Mammography screening: no fear because it saves lives
This is not the case for everyone, but there are many who flee checkups and examinations because of the enormous worry of “having something.” The main fear is that of discovering a malignant tumor; mammography, among the female population, is among the most feared exams along with Pap smears, ultrasound and CT scans. The invitation to come to a specialized center for national mammography screening, which is free of charge and every two years, is often left unheeded by those who are in the target range between 50 and 69 years old. The risk of this fear? For those who avoid the exams is to overlook serious, and less serious, symptoms to the point of making them more difficult to treat or even incurable. Dr. Anna Abate of San Gerardo in Monza, who works in the Breast Unit and specializes in mammography screening, explained it well to us in this interview:
“Unfortunately, most women, do not have a clear understanding of the value and purpose of screening […] a valuable modality of diagnosis because it allows detection of lesions that are not yet clinically detectable. Most women still do not understand that the possible presence of a lesion that is not clinically palpable ensures the possibility of early intervention. […] But prevention must be done in another spirit: not as a condemnation but as an opportunity to detect lesions that are still very small with a low surgical, therapeutic, and therefore psychological impact and a better prognosis.”

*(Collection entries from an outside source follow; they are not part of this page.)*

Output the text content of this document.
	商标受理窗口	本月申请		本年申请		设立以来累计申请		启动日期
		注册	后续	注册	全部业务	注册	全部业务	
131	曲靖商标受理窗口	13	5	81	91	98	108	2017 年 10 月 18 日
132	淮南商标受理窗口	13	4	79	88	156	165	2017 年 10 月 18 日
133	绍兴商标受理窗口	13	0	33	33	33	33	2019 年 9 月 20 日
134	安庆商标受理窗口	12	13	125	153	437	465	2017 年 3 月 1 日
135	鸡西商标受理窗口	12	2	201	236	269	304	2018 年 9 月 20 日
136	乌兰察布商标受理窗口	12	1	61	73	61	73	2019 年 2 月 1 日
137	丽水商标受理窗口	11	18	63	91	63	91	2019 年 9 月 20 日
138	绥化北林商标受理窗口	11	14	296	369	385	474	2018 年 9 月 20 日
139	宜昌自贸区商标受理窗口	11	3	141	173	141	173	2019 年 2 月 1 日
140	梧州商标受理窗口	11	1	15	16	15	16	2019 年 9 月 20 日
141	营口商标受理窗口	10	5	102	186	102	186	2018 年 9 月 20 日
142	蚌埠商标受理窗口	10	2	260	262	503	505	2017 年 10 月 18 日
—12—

Mammography: don’t be influenced by environment and experience
Why does fear block so many women and how do we overcome it? The first piece of advice is to start with a necessary distinction: fear dwells in our minds, while danger is present and concrete in reality. The fear of the results of cancer screening, such as mammography, is in the head, but the danger of cancer is well present with its burden of complexity and treatment. In fact, breast cancer continues to be the most frequently diagnosed cancer in women. But thanks to screening and increased awareness, it’s possible to dignosticate it at an early stage.

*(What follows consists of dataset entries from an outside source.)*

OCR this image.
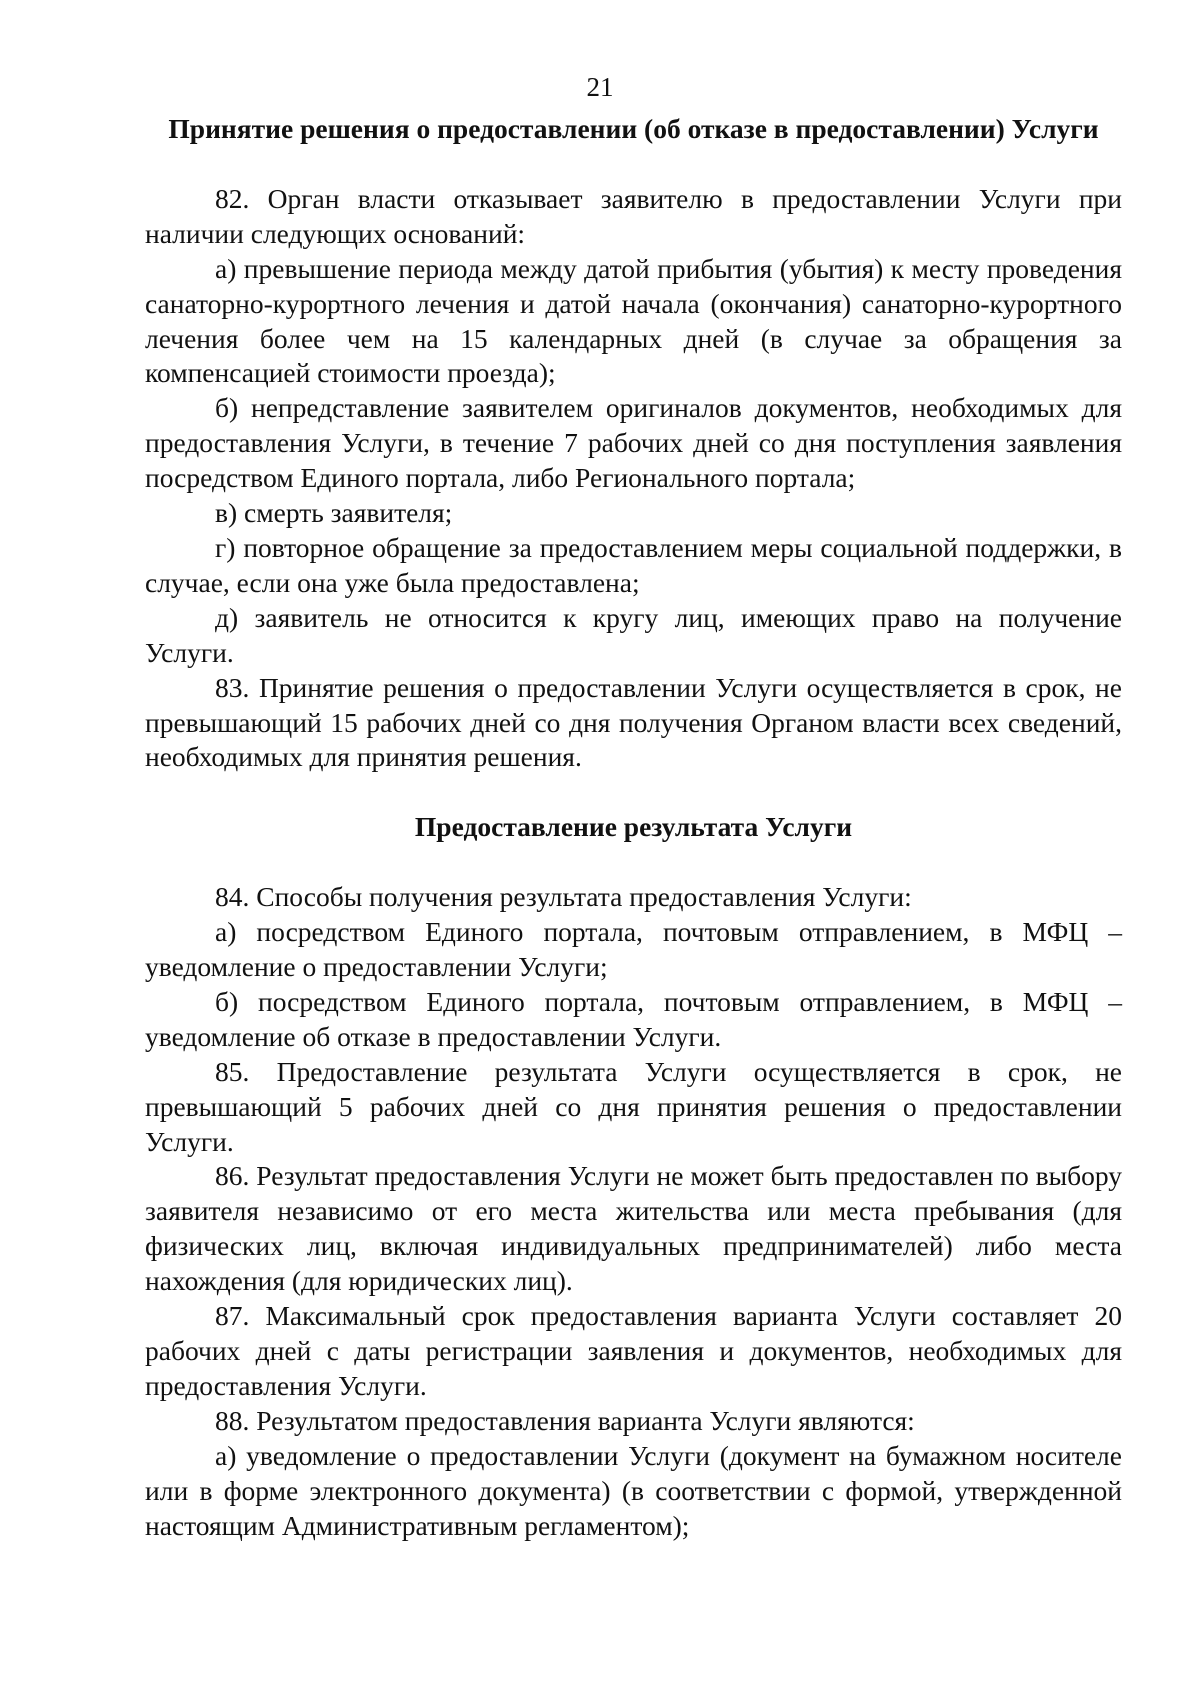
21
Принятие решения о предоставлении (об отказе в предоставлении) Услуги

82. Орган власти отказывает заявителю в предоставлении Услуги при наличии следующих оснований:

а) превышение периода между датой прибытия (убытия) к месту проведения санаторно-курортного лечения и датой начала (окончания) санаторно-курортного лечения более чем на 15 календарных дней (в случае за обращения за компенсацией стоимости проезда);

б) непредставление заявителем оригиналов документов, необходимых для предоставления Услуги, в течение 7 рабочих дней со дня поступления заявления посредством Единого портала, либо Регионального портала;

в) смерть заявителя;

г) повторное обращение за предоставлением меры социальной поддержки, в случае, если она уже была предоставлена;

д) заявитель не относится к кругу лиц, имеющих право на получение Услуги.

83. Принятие решения о предоставлении Услуги осуществляется в срок, не превышающий 15 рабочих дней со дня получения Органом власти всех сведений, необходимых для принятия решения.

Предоставление результата Услуги

84. Способы получения результата предоставления Услуги:

а) посредством Единого портала, почтовым отправлением, в МФЦ – уведомление о предоставлении Услуги;

б) посредством Единого портала, почтовым отправлением, в МФЦ – уведомление об отказе в предоставлении Услуги.

85. Предоставление результата Услуги осуществляется в срок, не превышающий 5 рабочих дней со дня принятия решения о предоставлении Услуги.

86. Результат предоставления Услуги не может быть предоставлен по выбору заявителя независимо от его места жительства или места пребывания (для физических лиц, включая индивидуальных предпринимателей) либо места нахождения (для юридических лиц).

87. Максимальный срок предоставления варианта Услуги составляет 20 рабочих дней с даты регистрации заявления и документов, необходимых для предоставления Услуги.

88. Результатом предоставления варианта Услуги являются:

а) уведомление о предоставлении Услуги (документ на бумажном носителе или в форме электронного документа) (в соответствии с формой, утвержденной настоящим Административным регламентом);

So what happens when the fear of screening is triggered? Psychologist and neuroscientist Lisa Feldman Barrett, in her book “How Emotions are Made,” explains that we don’t simply react to external stimuli, but we help create our emotions depending on our surroundings and our past experiences. So the idea of having a screening test for breast cancer, in a specialized center, with a doctor and mammographer invokes in many an extreme: if I do this test then I will find cancer and my life is in danger. It is called prediction: our brain is constructing a negative situation even when, in reality, that situation does not exist. And this happens based on memories of similar situations already experienced, such as, for example, someone’s account of an experience that has left trauma. In the case of mammography screening, the prediction is the testimony of women who have recounted discovering cancer this way.
But if we rationalize this, the reality leads us to an entirely different conclusion: an examination is being done to prevent a potential life-threatening disease, and therefore, even if there is an alteration or abnormality, action can be taken in time to increase survival. In the case of crippling fear, one must get out of one’s head and look at what is really there: doing prevention allows for healthy living and intervention. By its nature, mammography screening is a test that targets healthy people and is not invasive at all.
These directions are not a substitute for consultation and discussion with your physician, but are reported for informational and educational purposes only.